Something Cult, Foreign-Language or Indie #188: The Motorcyle Diaries (2004).

The Motorcycle Diaries (film) - Wikipedia

Most of us know his image, having seen it staring back at us from a poster, T-shirt or some other kind of memorabilia. But there's a far less well-known part of Ernesto "Che" Guevara's life that helped shaped him into the Argentine guerilla revolutionary he became. In 1952, he and his biochemist friend Alberto Granado embarked on a nine-month motorcycle journey of Latin America, which began with youthfully hedonistic adventures but gradually became, for Guevara, a conscience-awakening discovery of everything he came to believe was wrong with that region. Guevara kept a diary of the trip, and that diary became a bestseller and then Brazilian director Walter Salles' 2004 film The Motorcycle Diaries.

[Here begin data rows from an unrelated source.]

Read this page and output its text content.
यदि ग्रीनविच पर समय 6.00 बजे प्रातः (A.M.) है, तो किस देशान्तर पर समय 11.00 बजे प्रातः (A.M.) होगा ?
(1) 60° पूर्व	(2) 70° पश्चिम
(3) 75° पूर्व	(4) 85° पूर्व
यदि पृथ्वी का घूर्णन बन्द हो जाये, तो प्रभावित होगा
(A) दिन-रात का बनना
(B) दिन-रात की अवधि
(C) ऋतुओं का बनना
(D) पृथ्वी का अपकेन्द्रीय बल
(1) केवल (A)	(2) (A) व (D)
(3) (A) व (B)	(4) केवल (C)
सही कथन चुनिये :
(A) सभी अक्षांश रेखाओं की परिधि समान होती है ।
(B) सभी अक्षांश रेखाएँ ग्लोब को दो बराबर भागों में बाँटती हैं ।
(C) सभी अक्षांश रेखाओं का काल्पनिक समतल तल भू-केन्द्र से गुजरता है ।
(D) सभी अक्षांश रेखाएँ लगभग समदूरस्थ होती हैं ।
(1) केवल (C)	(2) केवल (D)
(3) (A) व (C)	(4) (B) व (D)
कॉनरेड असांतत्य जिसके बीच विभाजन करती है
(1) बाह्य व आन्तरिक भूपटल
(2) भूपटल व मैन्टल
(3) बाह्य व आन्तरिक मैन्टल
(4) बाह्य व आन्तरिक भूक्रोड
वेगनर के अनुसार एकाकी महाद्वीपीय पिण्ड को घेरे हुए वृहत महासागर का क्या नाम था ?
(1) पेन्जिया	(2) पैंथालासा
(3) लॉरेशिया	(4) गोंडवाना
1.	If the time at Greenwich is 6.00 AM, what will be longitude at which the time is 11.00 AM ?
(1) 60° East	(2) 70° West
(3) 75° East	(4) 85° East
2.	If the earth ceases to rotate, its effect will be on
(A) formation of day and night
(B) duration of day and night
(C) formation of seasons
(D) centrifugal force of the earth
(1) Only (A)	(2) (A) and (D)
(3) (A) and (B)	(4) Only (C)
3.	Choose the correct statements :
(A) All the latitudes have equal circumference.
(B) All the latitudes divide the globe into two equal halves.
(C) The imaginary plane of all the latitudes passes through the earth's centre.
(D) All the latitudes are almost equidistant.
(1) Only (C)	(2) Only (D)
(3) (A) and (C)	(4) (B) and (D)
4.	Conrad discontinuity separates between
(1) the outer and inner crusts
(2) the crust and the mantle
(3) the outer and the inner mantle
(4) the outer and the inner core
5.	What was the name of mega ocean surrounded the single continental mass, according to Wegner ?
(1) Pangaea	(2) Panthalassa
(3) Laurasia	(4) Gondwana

Here, Gabriel Garcia Bernal appropriately plays Guevara just as a serious and rather petulant but disciplined young student as opposed to a fists-in-the-air freedom fighter, but more impressive is Rodrigo de la Serna as Granado, who becomes more of a diplomatic voice of reason to Guevara's firebrand activist rather than a conventional wingman; the real Alberto, aged 82, also makes a cameo at the end. But while Salles coaxes these compelling performances from his two leads, his direction is very uneven. He paces the travelling scenes with engaging briskness, but the others are so relaxed they threaten to derail everything else and while the road scenes are strikingly well-shot, there's also not enough music to really enhance the culture that's being literally and visually explored here (although its theme song, Al Otro Lado del Rio, won an Oscar). However, Jose Rivera's screenplay is consistently eloquent and authentic.

Overall, The Motorcycle Diaries is a watchable coming-of-age film, but as a recreation of a journey that turned an impressionable young student into an iconic revolutionary for his downtrodden people, it needs more fuel in its engine.